Associated Press reported that torrential rains battered the country’s Black Sea provinces on August 11, causing floods that damaged homes and bridges, swept away cars and closed roadways.
At least 60 people were killed in Kastamonu, 11 in Sinop, and one in Bartin, according to Turkey’s disaster management agency, AFAD.
On Monday, emergency crews continued searching for at least 47 people still missing in Kastamonu and Sinop. AFAD said about 8,000 personnel, accompanied by 20 rescue dogs, are involved in the rescue and assistance efforts.
About 2,400 people were evacuated across the region amid the floods — scores of them lifted to safety by helicopters. Many are being temporarily housed in student dormitories.
Around 40 villages remain without power, according to AFAD.
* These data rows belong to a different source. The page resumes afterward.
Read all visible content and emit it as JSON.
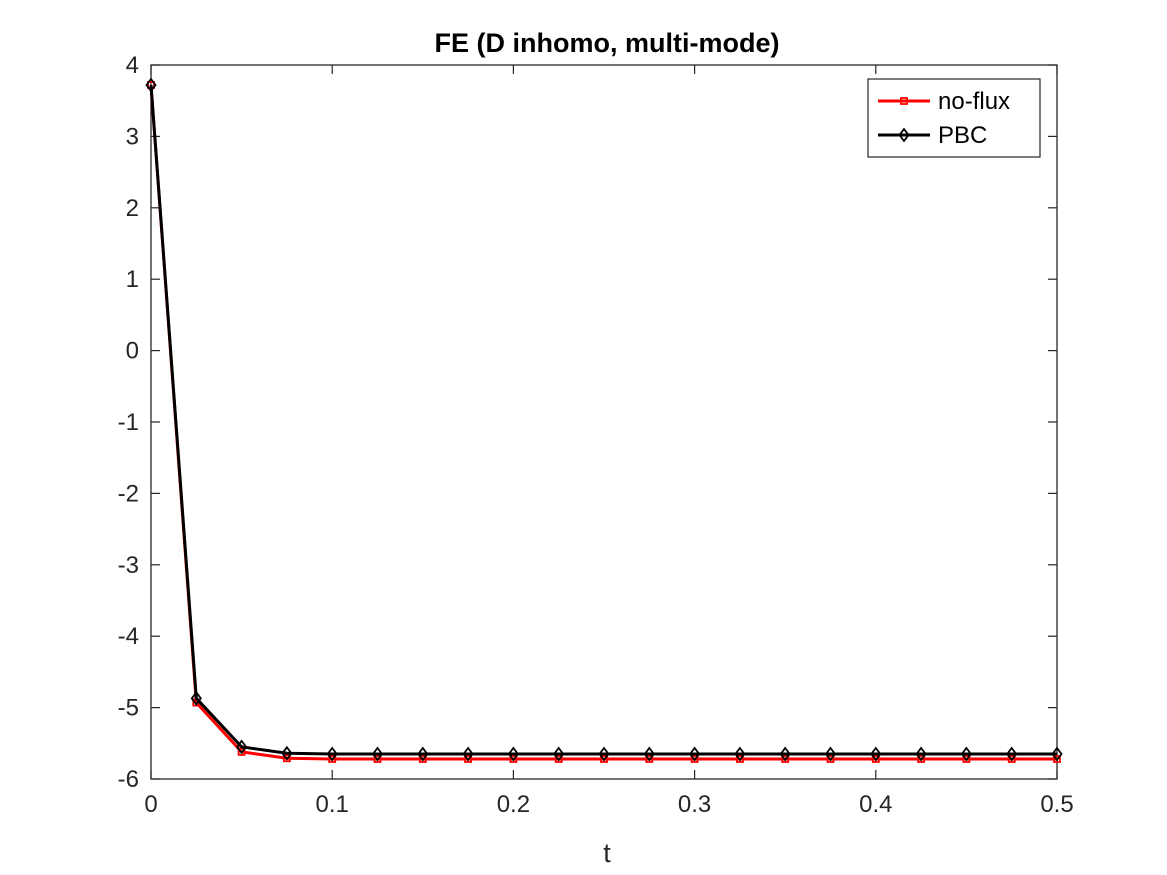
{
  "chart_data": {
    "type": "line",
    "title": "FE (D inhomo, multi-mode)",
    "xlabel": "t",
    "ylabel": "",
    "xlim": [
      0,
      0.5
    ],
    "ylim": [
      -6,
      4
    ],
    "xticks": [
      "0",
      "0.1",
      "0.2",
      "0.3",
      "0.4",
      "0.5"
    ],
    "yticks": [
      "-6",
      "-5",
      "-4",
      "-3",
      "-2",
      "-1",
      "0",
      "1",
      "2",
      "3",
      "4"
    ],
    "x": [
      0,
      0.025,
      0.05,
      0.075,
      0.1,
      0.125,
      0.15,
      0.175,
      0.2,
      0.225,
      0.25,
      0.275,
      0.3,
      0.325,
      0.35,
      0.375,
      0.4,
      0.425,
      0.45,
      0.475,
      0.5
    ],
    "legend_position": "top-right",
    "grid": false,
    "series": [
      {
        "name": "no-flux",
        "color": "#ff0000",
        "marker": "square",
        "values": [
          3.72,
          -4.93,
          -5.62,
          -5.71,
          -5.72,
          -5.72,
          -5.72,
          -5.72,
          -5.72,
          -5.72,
          -5.72,
          -5.72,
          -5.72,
          -5.72,
          -5.72,
          -5.72,
          -5.72,
          -5.72,
          -5.72,
          -5.72,
          -5.72
        ]
      },
      {
        "name": "PBC",
        "color": "#000000",
        "marker": "diamond",
        "values": [
          3.72,
          -4.87,
          -5.55,
          -5.64,
          -5.65,
          -5.65,
          -5.65,
          -5.65,
          -5.65,
          -5.65,
          -5.65,
          -5.65,
          -5.65,
          -5.65,
          -5.65,
          -5.65,
          -5.65,
          -5.65,
          -5.65,
          -5.65,
          -5.65
        ]
      }
    ]
  }
}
Heavy rains along the northern coast of the Black Sea last week also forced 1,500 people to evacuate in Russia.
The heavy flooding came after Turkey endured a searing heat wave and as crews in the south were taming wildfires that raced across the country’s Mediterranean coast.
Climate scientists say there’s little doubt that climate change from the burning of coal, oil and natural gas is driving more extreme events — such as heat waves, droughts, wildfires, floods and storms — as the planet warms.